What are your plans for the future? Will there be a Chief Zabu 2?
We’d love to make a Chief Zabu 2, perhaps with a plot about the son of Zabu returning to New York and seemingly falling into the same traps as his father – only to reveal that Chief Zabu II is a much wilier character and is actually returning to the US to take his revenge by turning the tables on the sons, daughters and nephews of all those guys who made their fame and fortune off of the original Chief Zabu.

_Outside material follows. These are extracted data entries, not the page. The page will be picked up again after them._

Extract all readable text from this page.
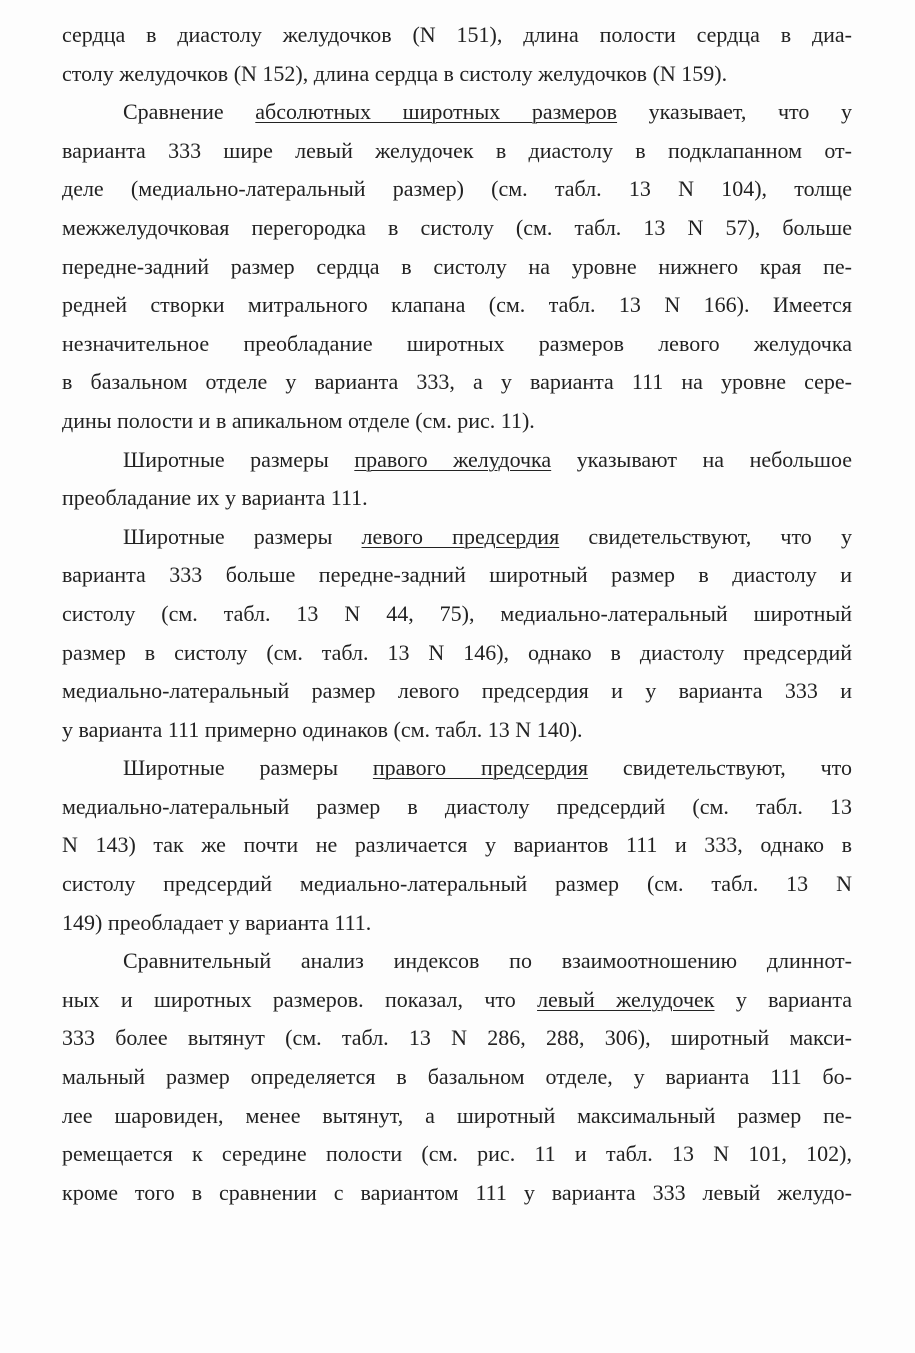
сердца в диастолу желудочков (N 151), длина полости сердца в диа-
столу желудочков (N 152), длина сердца в систолу желудочков (N 159).
Сравнение абсолютных широтных размеров указывает, что у
варианта 333 шире левый желудочек в диастолу в подклапанном от-
деле (медиально-латеральный размер) (см. табл. 13 N 104), толще
межжелудочковая перегородка в систолу (см. табл. 13 N 57), больше
передне-задний размер сердца в систолу на уровне нижнего края пе-
редней створки митрального клапана (см. табл. 13 N 166). Имеется
незначительное преобладание широтных размеров левого желудочка
в базальном отделе у варианта 333, а у варианта 111 на уровне сере-
дины полости и в апикальном отделе (см. рис. 11).
Широтные размеры правого желудочка указывают на небольшое
преобладание их у варианта 111.
Широтные размеры левого предсердия свидетельствуют, что у
варианта 333 больше передне-задний широтный размер в диастолу и
систолу (см. табл. 13 N 44, 75), медиально-латеральный широтный
размер в систолу (см. табл. 13 N 146), однако в диастолу предсердий
медиально-латеральный размер левого предсердия и у варианта 333 и
у варианта 111 примерно одинаков (см. табл. 13 N 140).
Широтные размеры правого предсердия свидетельствуют, что
медиально-латеральный размер в диастолу предсердий (см. табл. 13
N 143) так же почти не различается у вариантов 111 и 333, однако в
систолу предсердий медиально-латеральный размер (см. табл. 13 N
149) преобладает у варианта 111.
Сравнительный анализ индексов по взаимоотношению длиннот-
ных и широтных размеров. показал, что левый желудочек у варианта
333 более вытянут (см. табл. 13 N 286, 288, 306), широтный макси-
мальный размер определяется в базальном отделе, у варианта 111 бо-
лее шаровиден, менее вытянут, а широтный максимальный размер пе-
ремещается к середине полости (см. рис. 11 и табл. 13 N 101, 102),
кроме того в сравнении с вариантом 111 у варианта 333 левый желудо-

Will there be a Chief Zabu II, though? Unlikely, though this release in itself can be billed as Chief Zabu III! As for plans for the future: I’m writing a pilot for a limited series television thriller, developing a comedy play set in the world of opera in 1800’s America, and hoping to see my illustrated book for kids, American Gargoyles, become an animated Christmas special, something I am told is in the works. As for Zack, there are seven versions of Zack Norman functioning on different planes all at the same time so his many plans for the present and future can only bring a smile.